Le long du Mékong, à Phnom Penh, à Vientiane, les gens chics vont dans des bistrots à étages et ont vue sur la côté d’en face. Ils ont eu du mal à garer leur voiture, comme saisis dans le tourbillon des deux-roues qui partout et toujours arrivent à se faufiler de tous côtés. Ceux du trottoir évitent de se bousculer ou de se faire écraser par une moto qui fonce à vive allure. Une musique assez lancinante se dispute les airs avec un haut parleur qui diffuse des injonctions publicitaires. A l’angle des ruelles sombres, de jeunes marchandes de pagodons pour l’autel du Bouddha ajustent les derniers œillets d’Inde sur de petites pyramides en feuilles de bananier. La nuit, l’on circule parfois sous les ponts, à Bangkok, dans des quartiers bien précis, car les routes sont dangereuses ; ou encore, le long des voies ferrées, à Hanoï, à tel point que le train a l’air de frôler les vitres aux étages où sèche du linge sur un fil qui danse sous la lune.
L’Asie du Sud-est fête les nuits et déambule, avec nonchalance et insouciance. Un marché de nuit est organisé tel un puzzle toujours recomposé.

Le jour tout est différent. Plus aucune trace des étalages, des tables, des frigos de fortune ; les rues sont lavées à grande eau, les éventaires sont pliés et rangés, on ne sait où, et les passants eux-mêmes ont l’air différents de ceux qu’on a croisé la veille. Le jour c’est le travail qui importe. Il incarne aussi le plaisir à vivre. On s’active parce que c’est la santé même qui ainsi circule en vous et les petits jobs accumulés font les fortunes des familles. Tout le monde s’y met, de la grand-mère à l’adolescent. Tous ont une tâche définie, ils respectent la règle intime, gardée au secret : quand vient le jour, si l’on veut être dans l’harmonie du monde, on s’active pour mériter son pain.

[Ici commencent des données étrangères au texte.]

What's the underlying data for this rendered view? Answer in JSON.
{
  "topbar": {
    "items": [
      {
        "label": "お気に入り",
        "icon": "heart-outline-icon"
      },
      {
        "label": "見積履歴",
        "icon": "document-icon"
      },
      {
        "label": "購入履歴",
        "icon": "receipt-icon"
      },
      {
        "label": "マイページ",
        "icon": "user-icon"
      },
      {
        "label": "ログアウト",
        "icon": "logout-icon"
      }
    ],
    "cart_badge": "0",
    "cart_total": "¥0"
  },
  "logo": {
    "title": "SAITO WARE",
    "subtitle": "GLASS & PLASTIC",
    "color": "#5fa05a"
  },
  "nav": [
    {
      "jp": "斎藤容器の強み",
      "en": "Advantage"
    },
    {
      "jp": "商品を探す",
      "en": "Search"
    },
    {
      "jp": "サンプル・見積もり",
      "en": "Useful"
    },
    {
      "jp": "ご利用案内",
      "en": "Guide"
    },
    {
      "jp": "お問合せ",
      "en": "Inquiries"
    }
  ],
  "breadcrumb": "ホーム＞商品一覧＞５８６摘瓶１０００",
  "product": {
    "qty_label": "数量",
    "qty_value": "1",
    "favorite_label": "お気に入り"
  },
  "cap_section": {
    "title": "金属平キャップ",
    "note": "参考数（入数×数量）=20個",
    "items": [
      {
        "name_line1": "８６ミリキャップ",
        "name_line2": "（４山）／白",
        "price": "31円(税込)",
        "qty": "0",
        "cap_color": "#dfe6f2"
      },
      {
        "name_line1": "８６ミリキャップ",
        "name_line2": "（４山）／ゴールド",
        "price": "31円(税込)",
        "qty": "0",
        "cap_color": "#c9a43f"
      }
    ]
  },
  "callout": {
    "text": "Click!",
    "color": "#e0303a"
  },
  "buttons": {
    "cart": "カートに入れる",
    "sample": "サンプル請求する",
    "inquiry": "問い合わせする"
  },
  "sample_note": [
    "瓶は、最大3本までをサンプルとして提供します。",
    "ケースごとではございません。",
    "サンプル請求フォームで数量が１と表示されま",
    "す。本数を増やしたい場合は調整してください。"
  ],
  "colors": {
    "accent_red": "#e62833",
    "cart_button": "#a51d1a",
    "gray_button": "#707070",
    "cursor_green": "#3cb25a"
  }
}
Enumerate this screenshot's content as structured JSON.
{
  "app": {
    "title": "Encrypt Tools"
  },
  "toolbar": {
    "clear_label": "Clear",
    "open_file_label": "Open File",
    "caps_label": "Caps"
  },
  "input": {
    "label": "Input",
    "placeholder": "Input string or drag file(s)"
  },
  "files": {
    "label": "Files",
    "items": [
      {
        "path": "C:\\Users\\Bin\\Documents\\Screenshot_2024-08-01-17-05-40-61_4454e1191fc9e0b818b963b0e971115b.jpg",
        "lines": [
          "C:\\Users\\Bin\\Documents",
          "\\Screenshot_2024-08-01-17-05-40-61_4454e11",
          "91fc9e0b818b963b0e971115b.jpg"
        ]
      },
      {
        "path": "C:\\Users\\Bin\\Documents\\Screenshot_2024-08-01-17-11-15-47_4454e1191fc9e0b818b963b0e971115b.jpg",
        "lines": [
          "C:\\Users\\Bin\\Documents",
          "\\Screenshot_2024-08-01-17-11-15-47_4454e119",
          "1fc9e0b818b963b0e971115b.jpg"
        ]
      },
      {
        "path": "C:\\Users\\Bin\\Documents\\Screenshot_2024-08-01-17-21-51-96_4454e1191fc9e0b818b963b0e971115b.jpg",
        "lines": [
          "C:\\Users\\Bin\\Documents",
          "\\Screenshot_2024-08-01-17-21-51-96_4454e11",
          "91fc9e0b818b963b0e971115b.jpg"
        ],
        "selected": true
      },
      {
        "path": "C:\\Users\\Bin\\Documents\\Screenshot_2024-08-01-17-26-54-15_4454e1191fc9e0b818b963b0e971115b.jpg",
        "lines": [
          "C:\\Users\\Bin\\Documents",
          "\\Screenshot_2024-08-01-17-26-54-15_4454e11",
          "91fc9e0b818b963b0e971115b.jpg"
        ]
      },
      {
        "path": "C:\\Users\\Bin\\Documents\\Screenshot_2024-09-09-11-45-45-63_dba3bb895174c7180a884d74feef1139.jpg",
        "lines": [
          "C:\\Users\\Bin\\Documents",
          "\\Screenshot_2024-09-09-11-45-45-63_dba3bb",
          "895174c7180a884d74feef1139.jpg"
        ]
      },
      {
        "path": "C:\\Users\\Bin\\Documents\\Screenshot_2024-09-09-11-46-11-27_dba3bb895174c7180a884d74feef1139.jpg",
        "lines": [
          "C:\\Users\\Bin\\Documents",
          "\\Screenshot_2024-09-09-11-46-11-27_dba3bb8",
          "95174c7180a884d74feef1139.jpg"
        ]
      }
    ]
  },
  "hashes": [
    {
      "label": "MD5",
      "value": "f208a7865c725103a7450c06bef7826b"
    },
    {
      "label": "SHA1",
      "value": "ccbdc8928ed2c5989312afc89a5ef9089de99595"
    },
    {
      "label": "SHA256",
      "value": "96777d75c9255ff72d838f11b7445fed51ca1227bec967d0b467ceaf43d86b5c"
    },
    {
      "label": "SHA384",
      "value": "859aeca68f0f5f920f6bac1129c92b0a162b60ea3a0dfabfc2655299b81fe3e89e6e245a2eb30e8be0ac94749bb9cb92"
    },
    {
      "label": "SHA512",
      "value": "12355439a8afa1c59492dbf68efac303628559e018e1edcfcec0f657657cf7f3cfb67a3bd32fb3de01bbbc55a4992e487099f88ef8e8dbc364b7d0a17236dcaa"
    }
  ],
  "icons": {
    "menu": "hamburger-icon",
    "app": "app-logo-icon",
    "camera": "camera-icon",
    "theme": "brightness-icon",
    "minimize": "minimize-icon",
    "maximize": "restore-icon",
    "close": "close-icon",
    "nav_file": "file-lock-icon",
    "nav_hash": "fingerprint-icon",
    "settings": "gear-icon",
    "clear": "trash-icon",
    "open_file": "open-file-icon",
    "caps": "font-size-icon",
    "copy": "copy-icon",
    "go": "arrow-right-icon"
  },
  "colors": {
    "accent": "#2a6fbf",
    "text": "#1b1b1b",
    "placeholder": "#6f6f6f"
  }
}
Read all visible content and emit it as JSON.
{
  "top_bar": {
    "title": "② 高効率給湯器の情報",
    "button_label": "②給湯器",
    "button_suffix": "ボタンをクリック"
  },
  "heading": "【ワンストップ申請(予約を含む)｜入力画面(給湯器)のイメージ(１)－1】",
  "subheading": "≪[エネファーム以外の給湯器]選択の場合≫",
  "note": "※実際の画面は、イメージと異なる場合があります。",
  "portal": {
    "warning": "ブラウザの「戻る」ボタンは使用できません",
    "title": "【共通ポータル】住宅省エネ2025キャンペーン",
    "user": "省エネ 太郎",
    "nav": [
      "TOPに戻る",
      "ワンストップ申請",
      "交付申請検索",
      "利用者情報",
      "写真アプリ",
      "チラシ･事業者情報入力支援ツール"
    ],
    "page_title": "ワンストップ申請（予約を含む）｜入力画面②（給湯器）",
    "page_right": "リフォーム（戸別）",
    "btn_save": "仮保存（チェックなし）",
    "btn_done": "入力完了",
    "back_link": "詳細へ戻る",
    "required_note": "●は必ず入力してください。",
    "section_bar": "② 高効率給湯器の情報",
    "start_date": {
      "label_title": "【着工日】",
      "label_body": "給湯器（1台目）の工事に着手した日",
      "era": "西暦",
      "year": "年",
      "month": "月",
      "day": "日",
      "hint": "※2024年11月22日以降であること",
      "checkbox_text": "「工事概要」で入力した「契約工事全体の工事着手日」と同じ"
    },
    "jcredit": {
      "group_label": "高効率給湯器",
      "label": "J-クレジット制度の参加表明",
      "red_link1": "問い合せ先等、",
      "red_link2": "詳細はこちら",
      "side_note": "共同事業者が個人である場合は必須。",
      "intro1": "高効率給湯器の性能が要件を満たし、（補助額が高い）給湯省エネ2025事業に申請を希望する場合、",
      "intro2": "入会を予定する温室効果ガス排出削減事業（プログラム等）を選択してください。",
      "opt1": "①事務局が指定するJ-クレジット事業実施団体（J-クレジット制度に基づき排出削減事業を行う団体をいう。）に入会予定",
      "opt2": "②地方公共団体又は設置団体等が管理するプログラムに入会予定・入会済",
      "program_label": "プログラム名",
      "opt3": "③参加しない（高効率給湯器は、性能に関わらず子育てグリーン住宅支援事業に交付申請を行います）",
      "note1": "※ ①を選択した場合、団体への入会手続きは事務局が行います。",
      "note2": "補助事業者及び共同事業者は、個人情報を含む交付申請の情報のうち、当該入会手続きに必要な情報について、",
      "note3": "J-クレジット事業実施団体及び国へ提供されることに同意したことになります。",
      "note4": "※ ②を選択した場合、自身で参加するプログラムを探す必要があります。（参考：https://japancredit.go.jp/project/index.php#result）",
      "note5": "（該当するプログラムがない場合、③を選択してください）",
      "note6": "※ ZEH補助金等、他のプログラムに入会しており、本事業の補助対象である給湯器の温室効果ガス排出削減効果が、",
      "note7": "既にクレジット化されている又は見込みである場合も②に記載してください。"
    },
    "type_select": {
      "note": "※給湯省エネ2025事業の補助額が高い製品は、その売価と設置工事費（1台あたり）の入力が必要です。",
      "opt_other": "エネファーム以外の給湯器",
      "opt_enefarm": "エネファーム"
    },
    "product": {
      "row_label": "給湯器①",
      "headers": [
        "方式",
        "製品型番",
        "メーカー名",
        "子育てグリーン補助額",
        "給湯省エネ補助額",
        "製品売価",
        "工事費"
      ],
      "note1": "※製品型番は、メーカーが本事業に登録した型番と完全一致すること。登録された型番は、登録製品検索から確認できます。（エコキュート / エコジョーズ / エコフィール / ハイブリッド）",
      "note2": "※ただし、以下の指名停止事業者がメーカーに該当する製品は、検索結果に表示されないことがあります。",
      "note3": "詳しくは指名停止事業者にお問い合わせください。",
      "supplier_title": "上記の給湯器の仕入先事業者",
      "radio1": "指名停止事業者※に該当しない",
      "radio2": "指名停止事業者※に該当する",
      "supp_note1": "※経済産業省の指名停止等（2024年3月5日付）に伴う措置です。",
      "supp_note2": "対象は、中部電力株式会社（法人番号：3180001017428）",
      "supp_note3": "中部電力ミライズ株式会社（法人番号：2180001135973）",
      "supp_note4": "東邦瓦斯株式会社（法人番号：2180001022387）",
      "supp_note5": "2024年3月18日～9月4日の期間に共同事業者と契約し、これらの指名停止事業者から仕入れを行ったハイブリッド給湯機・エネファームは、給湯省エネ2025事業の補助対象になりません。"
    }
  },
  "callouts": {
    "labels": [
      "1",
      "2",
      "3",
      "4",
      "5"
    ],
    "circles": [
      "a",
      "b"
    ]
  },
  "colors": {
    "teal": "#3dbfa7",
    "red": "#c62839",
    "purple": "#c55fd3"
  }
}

Un immense marché en gros de fleurs est situé dans les envions de Hanoi. Une myriade de femmes en motos, de jeunes en carriole, à peine le soleil levé, s’agglutine autour des immenses stands des grossistes qui viennent de passer le lever du jour à récolter des fleurs. Les revendeurs partent en moto, à vélo, pour arriver vite sur les marchés de la grande ville. Certains ont des contrats avec les hôtels et les banques, les palaces et les beaux salons de massages. Ils ont des commandes bien définies, les lotus, les tubéreuses, les roses. A chacun son bouquet.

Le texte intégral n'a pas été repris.